Aujourd’hui, elle peut expliquer simplement à ceux qui ne comprennent pas le grand écart entre ses deux activités et pourquoi elle se sent à sa place dans cette double activité. Et bonne nouvelle, elle a été contactée pour rédiger un article dans un magazine de déco ! La boucle est bouclée…

On dit souvent que si on a plusieurs projets à la fois on “papillonne”, que c’est le signe que l’on n’arrive pas à se décider. Comment t’es-tu “autorisée” à devenir slasheuse, malgré l’opinion de la société ?

Je n’ai jamais vraiment pu faire autrement. 

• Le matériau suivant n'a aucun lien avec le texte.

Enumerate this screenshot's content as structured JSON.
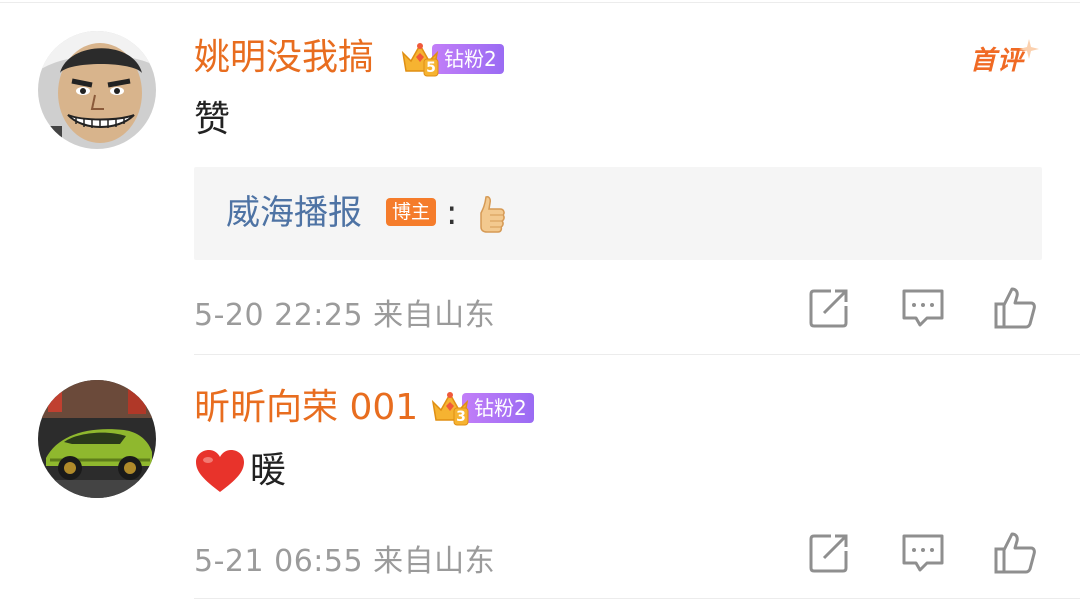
{
  "comments": [
    {
      "username": "姚明没我搞",
      "fan_badge": {
        "level": "5",
        "label": "钻粉2"
      },
      "first_comment_tag": "首评",
      "text": "赞",
      "reply": {
        "author": "威海播报",
        "author_tag": "博主",
        "separator": ":",
        "emoji": "thumbs-up"
      },
      "date": "5-20 22:25",
      "location": "来自山东",
      "avatar": "cartoon-face-avatar"
    },
    {
      "username": "昕昕向荣 001",
      "fan_badge": {
        "level": "3",
        "label": "钻粉2"
      },
      "emoji": "red-heart",
      "text": "暖",
      "date": "5-21 06:55",
      "location": "来自山东",
      "avatar": "green-car-avatar"
    }
  ],
  "icons": [
    "share-icon",
    "comment-icon",
    "like-icon"
  ],
  "colors": {
    "username": "#e86d1f",
    "reply_author": "#4e73a4",
    "meta_text": "#9b9b9b",
    "fan_badge": "#a870f5",
    "host_tag": "#f57c2b"
  }
}
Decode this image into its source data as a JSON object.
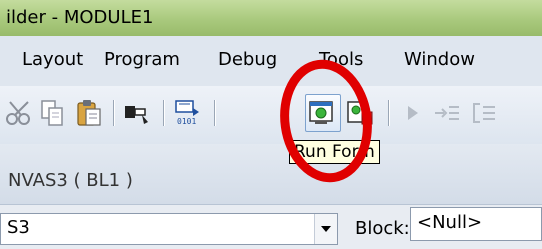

À chaque fois, j’étais sûre d’avoir trouvé ma vocation, mais au final il me manquait toujours quelque chose.

« J’ai construit mon parcours comme le Petit Poucet, caillou par caillou. Mais j’ai pris le soin de choisir des cailloux qui me ressemblent chaque fois un peu plus. Mon chemin est donc bien la somme de ces petits et gros cailloux. Il n’est jamais le même. Il change à chaque instant. »

En écrivant le livre, je me suis souvent demandé comment j’ai pu être salariée pendant plusieurs années ? Cela a marché lorsque j’avais des projets différents à mener en interne, mais aussi parce que j’avais toujours d’autres jobs en parallèle. J’ai réalisé que j’ai toujours eu besoin d’activités qui font appel à la fois à mon coeur, à ma tête, à mon corps. D’ailleurs, cela correspond à la définition de la santé de l’OMS.

Comment fais-tu pour asseoir ta légitimité face à tes clients ? En étant multi-métiers, les clients potentiels ne pensent-ils pas que nous manquons d’expertise ?

En écrivant le livre j’ai répondu à cette question légitime ! 

Il faut d’abord comprendre la valeur ajoutée que l’on apporte à faire plusieurs choses. Il y a plusieurs années, j’ai fait la promotion d’un film et j’ai travaillé dans une agence de communication pour organiser des événements. Si je n’avais pas été slasheuse, je n’aurais pas pu faire tout ça. Sur tous les sujets, j’avais des connaissances mais surtout du réseau, donc tout s’est monté rapidement. Un slasheur a la chance d’avoir des réseaux multiples. C’est la somme de ses compétences, sa capacité à faire des liens entre les choses, à segmenter…

Ce qui est intéressant, c’est la jonction des slashs, les multiples compétences qui se rejoignent, se croisent et finissent par en créer d’autres, d’où le principe du  1+1 = 3. Pour moi le slasheur est un peu comme diamant à l’état brut qui prend de plus en plus d’éclat, de valeur grâce au facettage de chacune des compétences ou métiers.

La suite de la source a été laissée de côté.